Equally remarkable is that the views up and down the river are each day unparalleled. The river is a distraction impossible to ignore. Although the identical prospects have timelessly existed, because we were historically removed from the immediate venue, those wondrous spectacles shamefully escaped our daily attention.  Even when crossing the Maclan Bridge in the centre of town as I regularly did when driving about, I manifestly couldn’t engage in sightseeing. If nothing else the limitation inspires walking (something sadly I have never embraced and which now is beyond my capacity).

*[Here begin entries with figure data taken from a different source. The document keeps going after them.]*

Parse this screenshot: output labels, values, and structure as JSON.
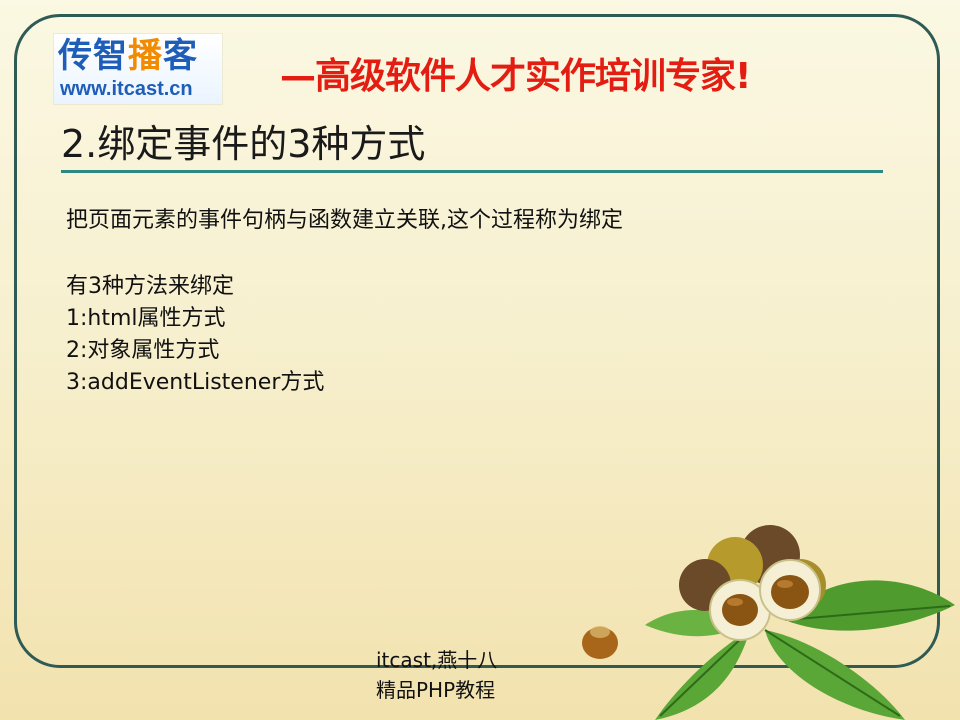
{
  "logo": {
    "part_a": "传智",
    "part_b": "播",
    "part_c": "客",
    "url": "www.itcast.cn"
  },
  "tagline": "—高级软件人才实作培训专家!",
  "title": "2.绑定事件的3种方式",
  "content": {
    "para1": "把页面元素的事件句柄与函数建立关联,这个过程称为绑定",
    "lines": [
      "有3种方法来绑定",
      "1:html属性方式",
      "2:对象属性方式",
      "3:addEventListener方式"
    ]
  },
  "footer": {
    "line1": "itcast,燕十八",
    "line2": "精品PHP教程"
  },
  "colors": {
    "frame": "#2f5b55",
    "tagline": "#e41d13",
    "rule": "#2a8a82",
    "logo_blue": "#1e5db8",
    "logo_orange": "#f28b00"
  },
  "decoration": "chestnut-leaves-illustration"
}
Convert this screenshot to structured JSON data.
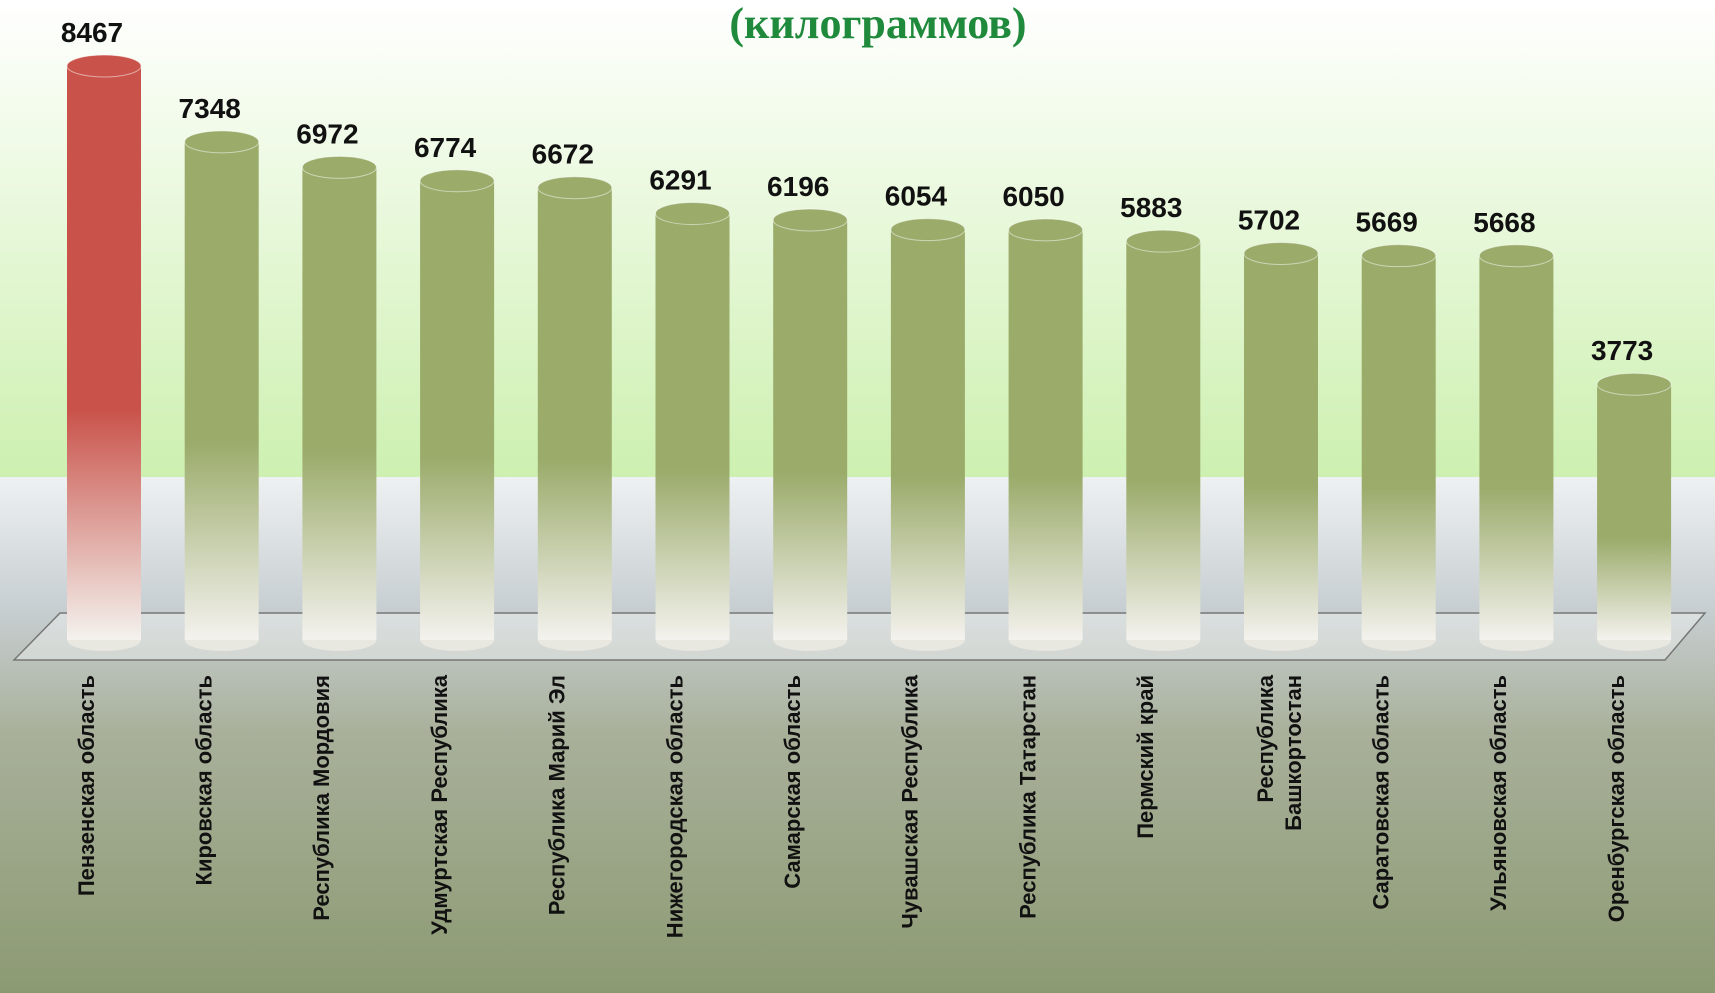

Paradoxically one of my most substantive connections in town was with the late John Hawley Kerry who, like the late Mr. Justice C. James Newton QC and Stewart E. Lee, lived on the other side of the river on the very fashionable Elgin Street.  Together those gentlemen were not only among my earliest acquaintances in town but are also among the most celebrated of our constituents. The paradox is that by chance today I received an email from Mr. Kerry’s daughter Mrs. Karen Hirst RN who is not only a longtime friend but also a nearby resident on this side of the river where she and her husband Kenneth live. She serendipitously wrote to inspire me in what she has cleverly discerned to be my burgeoning contentment with our settlement here. Although I am acquainted with other members of the Kerry family, my alliance has historically been with the senior members, all of whom with the exception of Mrs. Hirst have removed themselves from town.  Mrs. Hirst and I share an undying affection for the Town of Almonte and for writing.

As I peer from my drawing room desk I am taken by the late afternoon image of a perfectly clear and undisturbed glaze upon the surface of the river, reflecting the increasingly burnished leaves of the shoreline trees. I confess to feeling like an old dog tucking into a cozy bed.